In the coding department, I don’t think it matters much at all. Truthfully, when I began my review of the 2017 code changes, it seemed like a pretty daunting task given the sheer number of new codes that I had to review. But I quickly noticed – and this especially applies to PCS – that patterns emerged, and what once seemed to be a huge, daunting task became something manageable that actually made sense.
It’s no secret that the majority of the PCS code changes, deletions, and additions for 2017 can be found in the cardiovascular tables. These changes are going to specifically affect stent placement and CABG coding. We will be going back to the “old” ICD-9 way of coding CABGs and stent insertions – by counting arteries and number of stents by stent type.
Coders who worked in ICD-9 will remember this well. There may be some coder frustration with this change back to the old way of coding, as it was quite an adjustment to learn the “ICD-10 way” of CABG and stent insertion coding. The good news with this, however, is that most coders will be fairly comfortable going back to counting arteries and number of stents. The significance of this revision means that coronary artery anatomy review will be an important piece of coder preparation, because coding the placement of two stents placed in different portions of the LAD today will be different on or after Oct. 1, 2017.

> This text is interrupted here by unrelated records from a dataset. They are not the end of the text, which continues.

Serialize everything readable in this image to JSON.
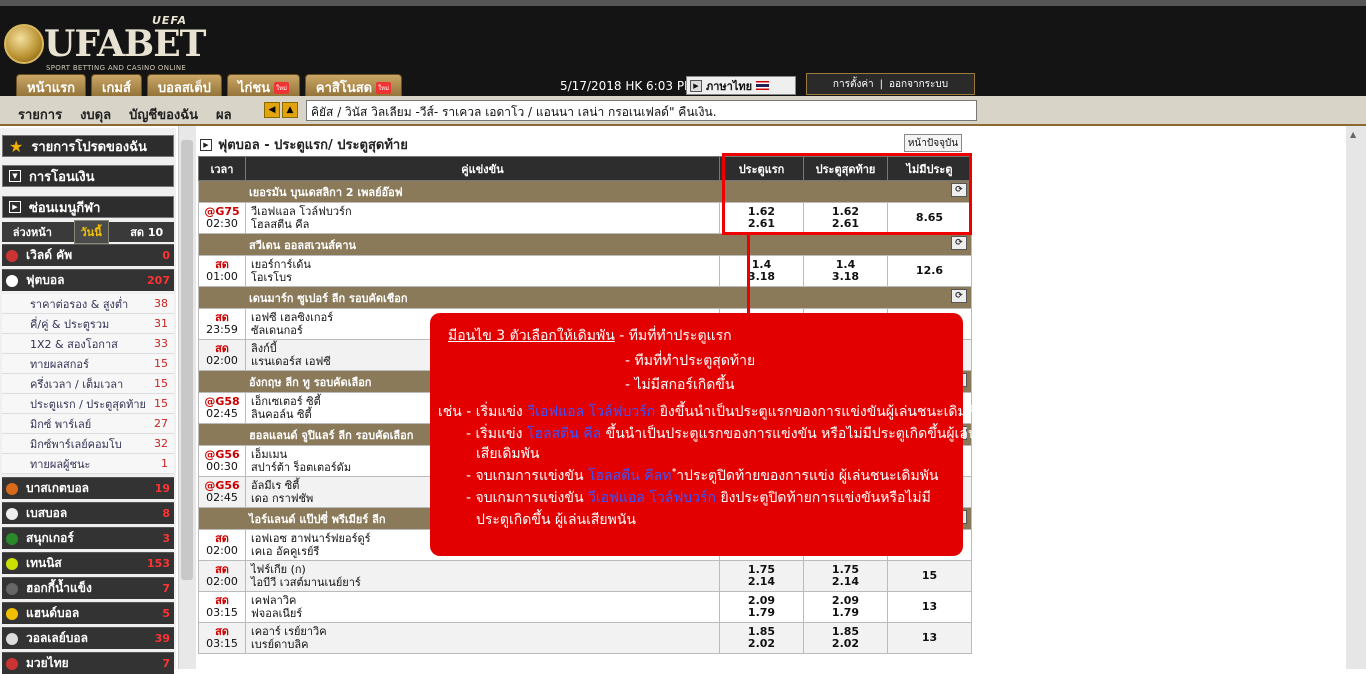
{
  "brand": {
    "name": "UFABET",
    "uefa": "UEFA",
    "tagline": "SPORT BETTING AND CASINO ONLINE"
  },
  "nav_tabs": [
    {
      "label": "หน้าแรก",
      "badge": ""
    },
    {
      "label": "เกมส์",
      "badge": ""
    },
    {
      "label": "บอลสเต็ป",
      "badge": ""
    },
    {
      "label": "ไก่ชน",
      "badge": "ใหม่"
    },
    {
      "label": "คาสิโนสด",
      "badge": "ใหม่"
    }
  ],
  "datetime": "5/17/2018 HK 6:03 PM",
  "language": "ภาษาไทย",
  "settings": {
    "label1": "การตั้งค่า",
    "sep": "|",
    "label2": "ออกจากระบบ"
  },
  "subnav": [
    "รายการ",
    "งบดุล",
    "บัญชีของฉัน",
    "ผล"
  ],
  "ticker": "คิยัส / วินัส วิลเลียม -วีส์- ราเควล เอดาโว / แอนนา เลน่า กรอเนเฟลด์\" คืนเงิน.",
  "sidebar": {
    "headers": [
      "รายการโปรดของฉัน",
      "การโอนเงิน",
      "ซ่อนเมนูกีฬา"
    ],
    "tabs": [
      "ล่วงหน้า",
      "วันนี้",
      "สด 10"
    ],
    "sports": [
      {
        "name": "เวิลด์ คัพ",
        "count": "0",
        "color": "#c33"
      },
      {
        "name": "ฟุตบอล",
        "count": "207",
        "color": "#fff"
      },
      {
        "name": "บาสเกตบอล",
        "count": "19",
        "color": "#d86a1a"
      },
      {
        "name": "เบสบอล",
        "count": "8",
        "color": "#eee"
      },
      {
        "name": "สนุกเกอร์",
        "count": "3",
        "color": "#2a8a2a"
      },
      {
        "name": "เทนนิส",
        "count": "153",
        "color": "#c9e000"
      },
      {
        "name": "ฮอกกี้น้ำแข็ง",
        "count": "7",
        "color": "#666"
      },
      {
        "name": "แฮนด์บอล",
        "count": "5",
        "color": "#f0c000"
      },
      {
        "name": "วอลเลย์บอล",
        "count": "39",
        "color": "#ddd"
      },
      {
        "name": "มวยไทย",
        "count": "7",
        "color": "#c33"
      }
    ],
    "football_sub": [
      {
        "name": "ราคาต่อรอง & สูงต่ำ",
        "count": "38"
      },
      {
        "name": "คี่/คู่ & ประตูรวม",
        "count": "31"
      },
      {
        "name": "1X2 & สองโอกาส",
        "count": "33"
      },
      {
        "name": "ทายผลสกอร์",
        "count": "15"
      },
      {
        "name": "ครึ่งเวลา / เต็มเวลา",
        "count": "15"
      },
      {
        "name": "ประตูแรก / ประตูสุดท้าย",
        "count": "15"
      },
      {
        "name": "มิกซ์ พาร์เลย์",
        "count": "27"
      },
      {
        "name": "มิกซ์พาร์เลย์คอมโบ",
        "count": "32"
      },
      {
        "name": "ทายผลผู้ชนะ",
        "count": "1"
      }
    ]
  },
  "page": {
    "title": "ฟุตบอล - ประตูแรก/ ประตูสุดท้าย",
    "now_button": "หน้าปัจจุบัน"
  },
  "table": {
    "headers": [
      "เวลา",
      "คู่แข่งขัน",
      "ประตูแรก",
      "ประตูสุดท้าย",
      "ไม่มีประตู"
    ],
    "rows": [
      {
        "type": "league",
        "name": "เยอรมัน บุนเดสลิกา 2 เพลย์อ๊อฟ"
      },
      {
        "type": "match",
        "live": "@G75",
        "time": "02:30",
        "home": "วีเอฟแอล โวล์ฟบวร์ก",
        "away": "โฮลสตีน คีล",
        "fg": [
          "1.62",
          "2.61"
        ],
        "lg": [
          "1.62",
          "2.61"
        ],
        "ng": "8.65"
      },
      {
        "type": "league",
        "name": "สวีเดน ออลสเวนส์คาน"
      },
      {
        "type": "match",
        "live": "สด",
        "time": "01:00",
        "home": "เยอร์การ์เด้น",
        "away": "โอเรโบร",
        "fg": [
          "1.4",
          "3.18"
        ],
        "lg": [
          "1.4",
          "3.18"
        ],
        "ng": "12.6"
      },
      {
        "type": "league",
        "name": "เดนมาร์ก ซูเปอร์ ลีก รอบคัดเชือก"
      },
      {
        "type": "match",
        "live": "สด",
        "time": "23:59",
        "home": "เอฟซี เฮลซิงเกอร์",
        "away": "ซัลเดนกอร์",
        "fg": [
          "",
          ""
        ],
        "lg": [
          "",
          ""
        ],
        "ng": ""
      },
      {
        "type": "match",
        "live": "สด",
        "time": "02:00",
        "home": "ลิงก์บี้",
        "away": "แรนเดอร์ส เอฟซี",
        "fg": [
          "",
          ""
        ],
        "lg": [
          "",
          ""
        ],
        "ng": ""
      },
      {
        "type": "league",
        "name": "อังกฤษ ลีก ทู รอบคัดเลือก"
      },
      {
        "type": "match",
        "live": "@G58",
        "time": "02:45",
        "home": "เอ็กเซเตอร์ ซิตี้",
        "away": "ลินคอล์น ซิตี้",
        "fg": [
          "",
          ""
        ],
        "lg": [
          "",
          ""
        ],
        "ng": ""
      },
      {
        "type": "league",
        "name": "ฮอลแลนด์ จูปิแลร์ ลีก รอบคัดเลือก"
      },
      {
        "type": "match",
        "live": "@G56",
        "time": "00:30",
        "home": "เอ็มเมน",
        "away": "สปาร์ต้า ร็อตเตอร์ดัม",
        "fg": [
          "",
          ""
        ],
        "lg": [
          "",
          ""
        ],
        "ng": ""
      },
      {
        "type": "match",
        "live": "@G56",
        "time": "02:45",
        "home": "อัลมีเร ซิตี้",
        "away": "เดอ กราฟชัพ",
        "fg": [
          "",
          ""
        ],
        "lg": [
          "",
          ""
        ],
        "ng": ""
      },
      {
        "type": "league",
        "name": "ไอร์แลนด์ แป๊ปซี่ พรีเมียร์ ลีก"
      },
      {
        "type": "match",
        "live": "สด",
        "time": "02:00",
        "home": "เอฟเอซ ฮาฟนาร์ฟยอร์ดูร์",
        "away": "เคเอ อัคคูเรย์รี",
        "fg": [
          "",
          ""
        ],
        "lg": [
          "",
          ""
        ],
        "ng": ""
      },
      {
        "type": "match",
        "live": "สด",
        "time": "02:00",
        "home": "ไฟร์เกีย (ก)",
        "away": "ไอบีวี เวสต์มานเนย์ยาร์",
        "fg": [
          "1.75",
          "2.14"
        ],
        "lg": [
          "1.75",
          "2.14"
        ],
        "ng": "15"
      },
      {
        "type": "match",
        "live": "สด",
        "time": "03:15",
        "home": "เคฟลาวิค",
        "away": "ฟจอลเนียร์",
        "fg": [
          "2.09",
          "1.79"
        ],
        "lg": [
          "2.09",
          "1.79"
        ],
        "ng": "13"
      },
      {
        "type": "match",
        "live": "สด",
        "time": "03:15",
        "home": "เคอาร์ เรย์ยาวิค",
        "away": "เบรย์ดาบลิค",
        "fg": [
          "1.85",
          "2.02"
        ],
        "lg": [
          "1.85",
          "2.02"
        ],
        "ng": "13"
      }
    ]
  },
  "popup": {
    "l1a": "มีอนไข 3 ตัวเลือกให้เดิมพัน",
    "l1b": " - ทีมที่ทำประตูแรก",
    "l2": "- ทีมที่ทำประตูสุดท้าย",
    "l3": "- ไม่มีสกอร์เกิดขึ้น",
    "l4a": "เช่น - เริ่มแข่ง ",
    "l4b": "วีเอฟแอล โวล์ฟบวร์ก",
    "l4c": " ยิงขึ้นนำเป็นประตูแรกของการแข่งขันผู้เล่นชนะเดิมพัน",
    "l5a": "- เริ่มแข่ง ",
    "l5b": "โฮลสตีน คีล",
    "l5c": " ขึ้นนำเป็นประตูแรกของการแข่งขัน หรือไม่มีประตูเกิดขึ้นผู้เล่น",
    "l6": "เสียเดิมพัน",
    "l7a": "- จบเกมการแข่งขัน ",
    "l7b": "โฮลสตีน คีลท",
    "l7c": " ำประตูปิดท้ายของการแข่ง ผู้เล่นชนะเดิมพัน",
    "l8a": "- จบเกมการแข่งขัน ",
    "l8b": "วีเอฟแอล โวล์ฟบวร์ก",
    "l8c": " ยิงประตูปิดท้ายการแข่งขันหรือไม่มี",
    "l9": "ประตูเกิดขึ้น ผู้เล่นเสียพนัน"
  }
}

During my review, I noted overall that individual character changes span multiple tables in PCS. I also noted that some of these code changes/updates are rather small. Let me give you one example: body part character W, which right now represents the thoracic aorta, has been changed for 2017 to represent the thoracic aorta, descending. A new body part character, X, has been added, which will represent the thoracic aorta, ascending. That’s a fairly small character change, yet it creates hundreds of new code combinations across at least 13 PCS tables.
Much like focusing on every mile of that long 3,000-mile road trip would sound daunting, focusing on the actual number of new and updated codes in ICD-10-PCS would be equally tedious. Isn’t it easier just to remember the experiences you had on a road trip?
When educating coders or learning about these PCS code changes, additions, and deletions for yourself, consider focusing on the concepts and finding the patterns of changes in the PCS code tables. In adjusting our focus, these code changes will make more sense and seem more like a friend than a foe, since we will most likely endure many similar code updates and changes to come for the foreseeable future.